Vern

Lawrence was blessed with a medical and social icon when Dr. Vernon Branson chose to move his pediatric practice here in 1955.

The caring hands, kind heart, low-key humor and tremendous intellect of Dr. Vernon Branson left a lasting legacy in Lawrence.

For more than four decades, Branson, who died this week at the age of 88, comforted and tutored thousands of patients and parents. Because of his unique style and velvety personal touch, there probably are at least that many personal “Vern stories.”

He and his noted wife, Jessie, a former nurse and state representative, moved to Lawrence from Beatrice, Neb., in 1955. He grew up in Webb City, Mo., and Osawatomie, Kan., and was a basketball star at Fullerton State College in California. He got his medical training at the Kansas University Medical Center and, after a medical internship, served three years with the U.S. Navy amphibious forces in the South Pacific during World War II.

Then came a residency in pediatrics and pathology at KU, and the opening of private practice in Beatrice. In addition to his 50 years in pediatric practice, Vern established one of the first child poison control centers in the country, was a teacher in the KUMC pediatrics department and earned honor after honor in the medical field.

His cultural and social welfare efforts included work with The Shelter, Boys Achievement Place, Girls Achievement Place, and the Villages. He established the Birth Defects Center at the KU Medical Center and served in one administrative role after another with major agencies in the field. He was a past president of the Douglas County ARC, which serves people with mental disabilities, and was a founding member of Cottonwood.

He and his wife, often quietly, were driving forces behind innumerable worthwhile projects, such as the establishment of the Lawrence Chamber Music Society.

But it was as the kind, compassionate, ever-helpful pediatrician where Vernon Branson made his greatest and most lasting contributions to our community. Asked once to cite his greatest source of professional pride, he responded with typical Branson modesty: “The fact that I’ve been asked by a lot of people to take care of their infants and children.” Adds a friend: “He was always very calm, quiet and humorous and had the full attention of kids. : They were fascinated with him. But he doesn’t treat disease, as such. He treats kids and he influences their health and well-being so they can make better choices in their lives.”

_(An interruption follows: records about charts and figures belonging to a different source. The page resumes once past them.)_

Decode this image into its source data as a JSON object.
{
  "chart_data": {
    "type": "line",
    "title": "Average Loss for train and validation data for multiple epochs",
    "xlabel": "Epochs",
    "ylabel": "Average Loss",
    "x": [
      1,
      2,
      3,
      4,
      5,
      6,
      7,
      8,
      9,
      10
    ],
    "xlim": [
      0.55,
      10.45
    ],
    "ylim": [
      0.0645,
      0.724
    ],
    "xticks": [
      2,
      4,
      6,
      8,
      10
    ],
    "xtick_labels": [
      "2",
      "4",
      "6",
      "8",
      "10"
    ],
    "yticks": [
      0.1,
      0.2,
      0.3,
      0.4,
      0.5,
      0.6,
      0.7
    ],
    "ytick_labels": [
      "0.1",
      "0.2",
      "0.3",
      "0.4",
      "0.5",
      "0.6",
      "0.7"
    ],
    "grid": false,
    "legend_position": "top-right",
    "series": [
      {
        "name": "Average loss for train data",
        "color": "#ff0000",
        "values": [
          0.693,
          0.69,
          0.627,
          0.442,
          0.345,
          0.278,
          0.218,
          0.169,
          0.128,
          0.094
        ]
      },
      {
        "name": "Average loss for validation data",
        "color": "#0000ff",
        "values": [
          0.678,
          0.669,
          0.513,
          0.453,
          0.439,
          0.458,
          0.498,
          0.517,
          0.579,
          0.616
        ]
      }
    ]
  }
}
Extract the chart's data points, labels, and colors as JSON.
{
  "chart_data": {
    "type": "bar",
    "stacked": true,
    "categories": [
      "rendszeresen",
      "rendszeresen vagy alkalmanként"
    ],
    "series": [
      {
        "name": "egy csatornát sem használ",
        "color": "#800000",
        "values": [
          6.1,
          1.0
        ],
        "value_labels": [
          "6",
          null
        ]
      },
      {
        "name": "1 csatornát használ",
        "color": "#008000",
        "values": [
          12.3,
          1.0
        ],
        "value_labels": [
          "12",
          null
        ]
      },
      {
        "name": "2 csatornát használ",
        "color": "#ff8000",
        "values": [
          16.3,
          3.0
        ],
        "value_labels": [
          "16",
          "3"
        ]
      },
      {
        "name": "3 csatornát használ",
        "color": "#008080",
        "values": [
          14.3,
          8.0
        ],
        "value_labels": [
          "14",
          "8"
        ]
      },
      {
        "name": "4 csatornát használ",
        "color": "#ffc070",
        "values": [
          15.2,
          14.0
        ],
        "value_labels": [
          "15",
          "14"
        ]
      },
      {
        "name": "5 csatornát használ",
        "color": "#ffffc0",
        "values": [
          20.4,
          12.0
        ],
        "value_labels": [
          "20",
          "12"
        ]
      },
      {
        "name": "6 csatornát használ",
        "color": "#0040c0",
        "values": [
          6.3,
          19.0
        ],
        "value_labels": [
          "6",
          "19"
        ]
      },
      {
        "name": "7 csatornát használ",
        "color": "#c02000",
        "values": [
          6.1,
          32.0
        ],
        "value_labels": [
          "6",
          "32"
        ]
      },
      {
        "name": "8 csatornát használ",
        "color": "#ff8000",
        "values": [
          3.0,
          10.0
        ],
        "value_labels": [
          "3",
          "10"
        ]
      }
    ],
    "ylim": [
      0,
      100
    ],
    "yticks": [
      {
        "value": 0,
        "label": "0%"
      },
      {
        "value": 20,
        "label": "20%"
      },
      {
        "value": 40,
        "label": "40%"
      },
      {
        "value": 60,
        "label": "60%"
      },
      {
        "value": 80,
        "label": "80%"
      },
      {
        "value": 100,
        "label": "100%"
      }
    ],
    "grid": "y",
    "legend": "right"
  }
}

The Bransons had three daughters and a son. The doctor sometimes explained that the valuable lessons he learned through his son, who had mental disabilities, made him a more determined, patient and tolerant person and physician.

Vern had a special civility, gentility, respect for others and a ready willingness to laugh, often at himself. One evening at a local gathering, a number of parents and grandparents reminded Branson of some of the good advice they had received from him in the past – tips they had used to benefit themselves, their children and grandchildren. Again employing that incomparable ability to swing the spotlight away from himself, he responded with his inimitable grin: “Well, even a blind pig finds an acorn now and then.”

He was officially Vernon Branson, and would be addressed by the more formal “Dr. Branson” label, for a while anyway, until people knew him a little better. But he became better-known to countless people here simply as Vern, a man whose choice of Lawrence in 1955 gave the community one of its major treasures of the last half-century.